O documento passou com os votos da Coligação Juntos Por Braga, do Chega e de presidentes de Junta, a abstenção do PS, do movimento Amar e Servir Braga, da Iniciativa Liberal e de presidentes de Junta, e os votos contra da CDU, de uma deputada do PS e do presidente da Junta de Adaúfe.

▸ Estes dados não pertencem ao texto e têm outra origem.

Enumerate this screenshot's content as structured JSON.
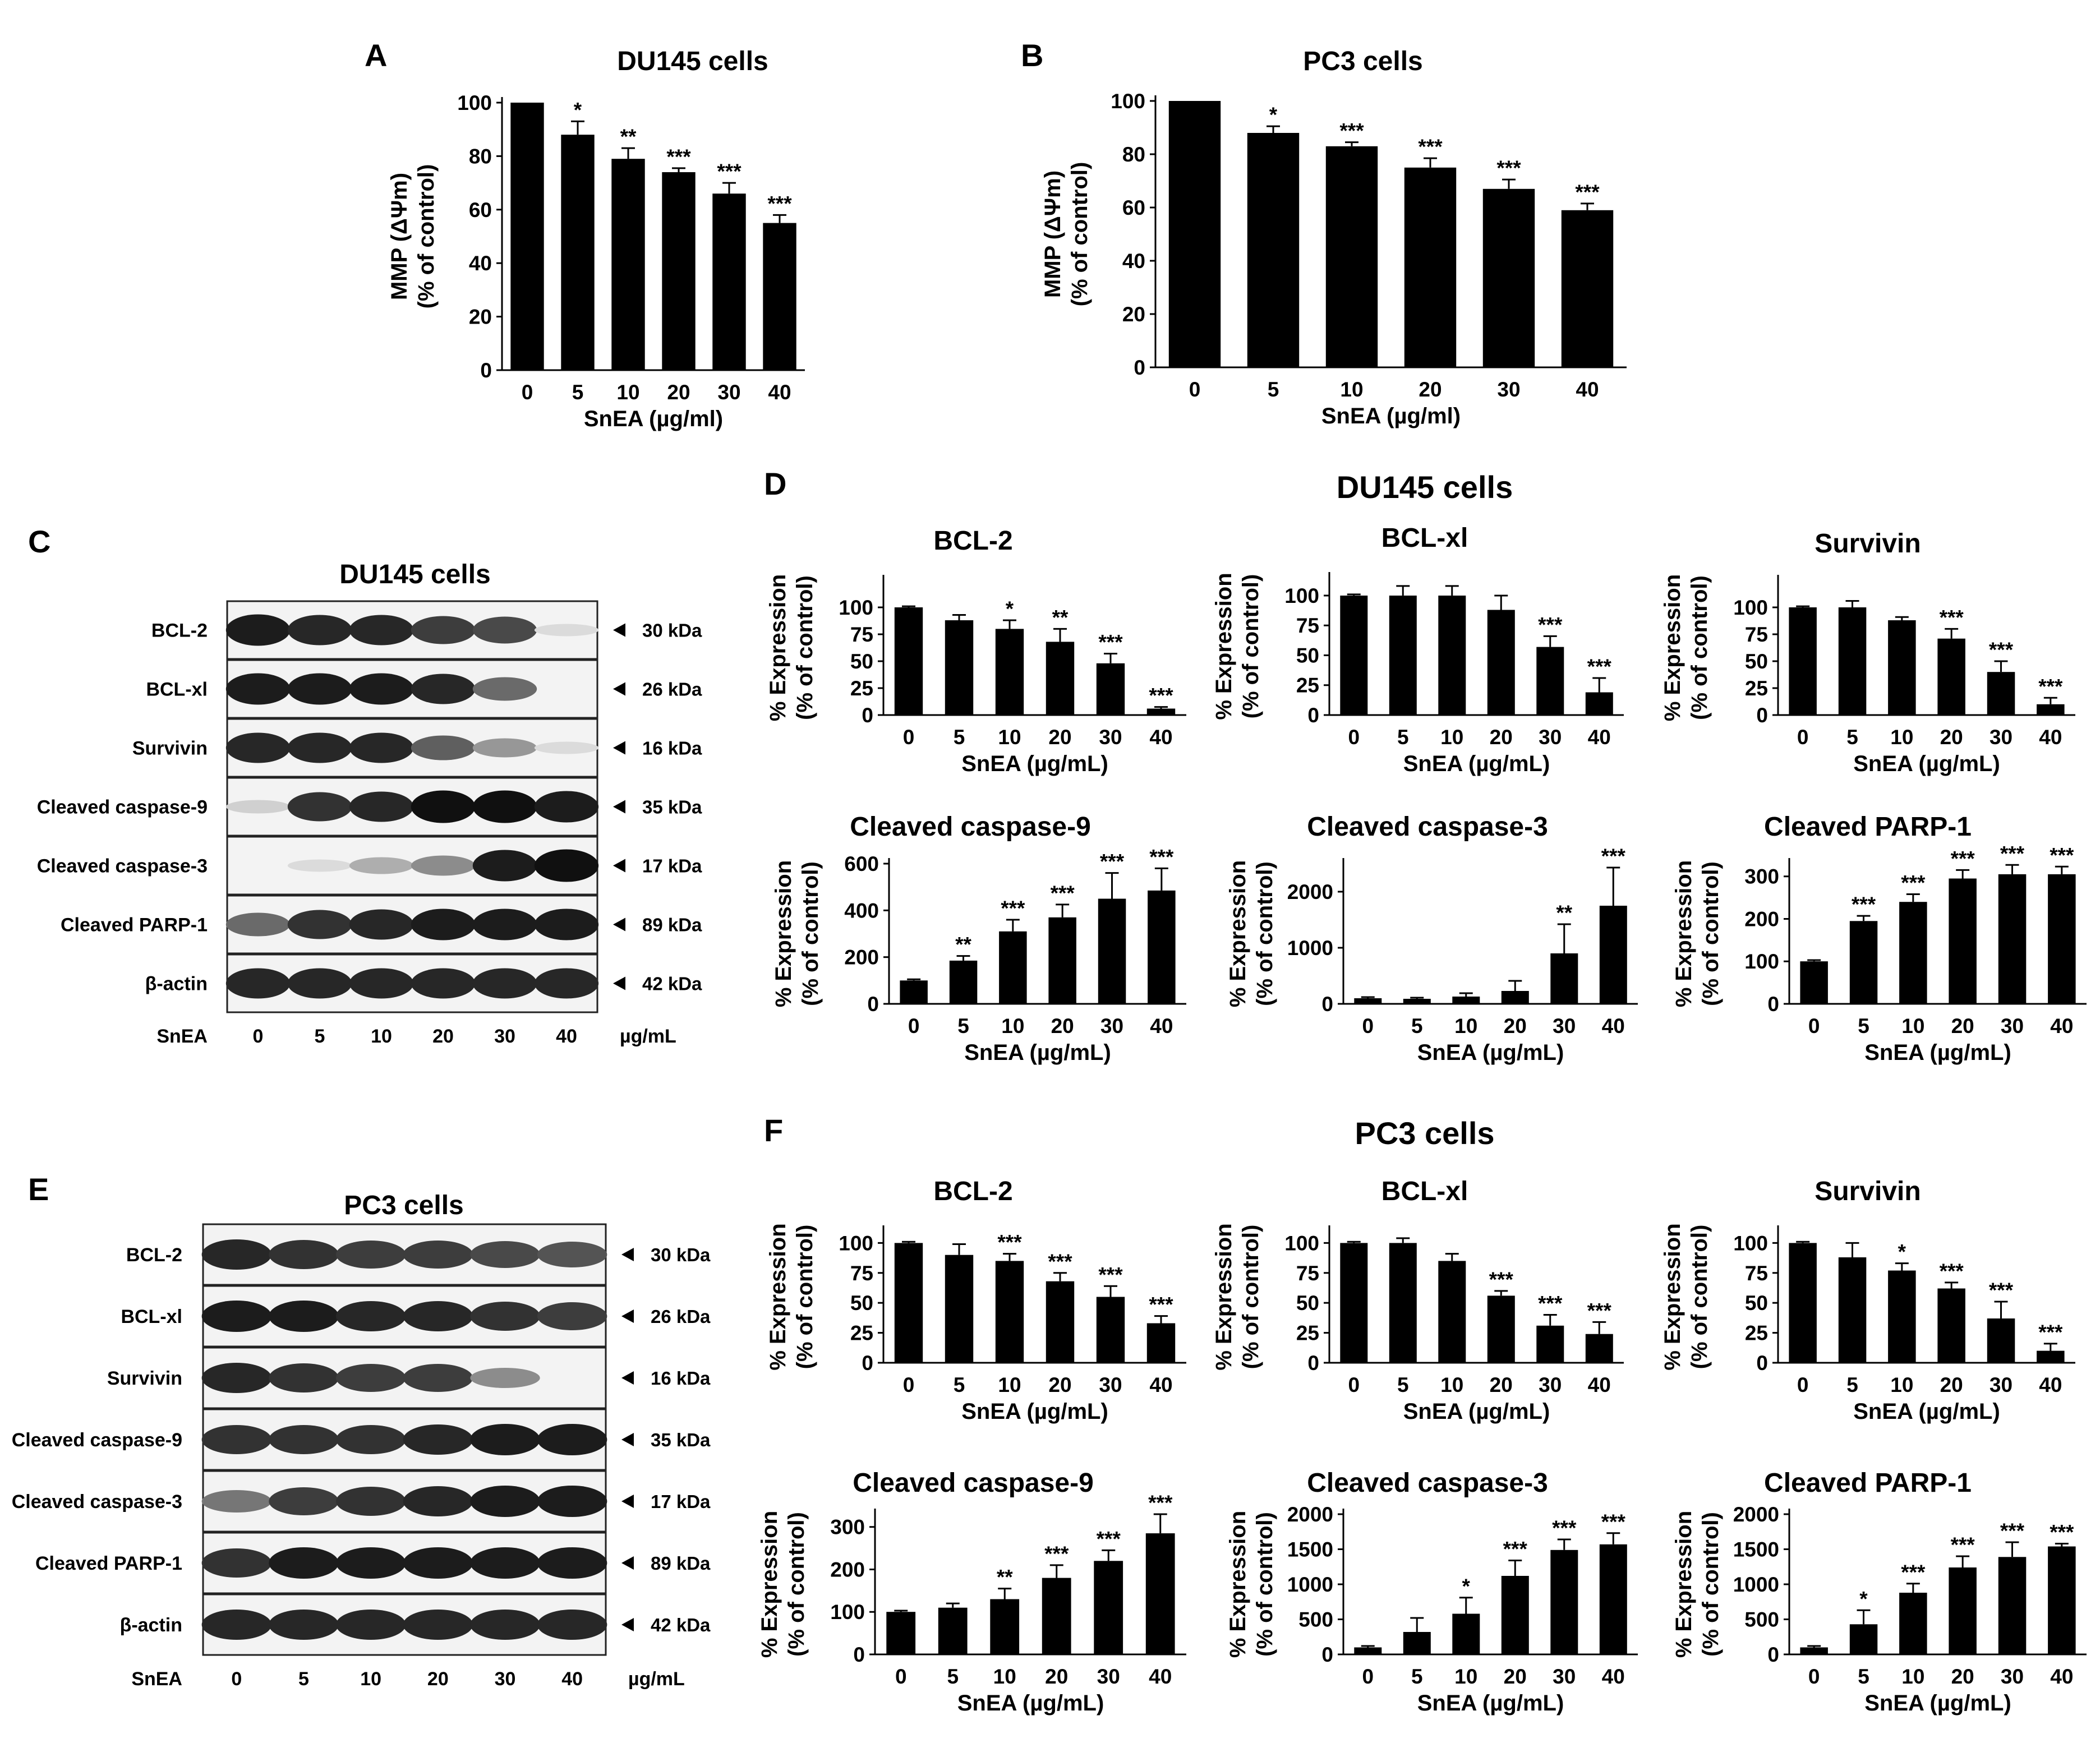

A sessão extraordinária, que tinha como único ponto na ordem de trabalhos o PDM, iniciou-se com a intervenção do presidente da Câmara de Braga que sublinhou a importância da aprovação do documento para o concelho. «O PDM aprovado hoje é uma vantagem para Braga porque dá previsibilidade, aumenta a capacidade de resposta na habitação, cria instrumentos para habitação acessível, melhora a qualidade do que se constrói, reforça a competitividade económica, melhora a eficiência administrativa, organiza a relação entre crescimento e mobilidade, protege recursos, protege o património e reforça a coesão territórial. Braga precisava desta decisão. E, mais importante, Braga e os bracarenses ganham com esta decisão», sintetizou João Rodrigues no seu discurso na abertura dos trabalhos.
O autarca sublinhou o que vai mudar com o novo PDM e, segundo vincou, é o encerrar da fase da incerteza e a abertura da fase da execução. «Agora o plano tem de sair do papel e entrar na vida concreta: regulamentos, procedimentos, acompanhamento, monitorização e capacidade de correção. A cidade ganha um quadro, mas a exigência sobre o município aumenta porque o instrumento existe e tem de ser aplicado com rigor, transparência e sentido de interesse público», garantiu.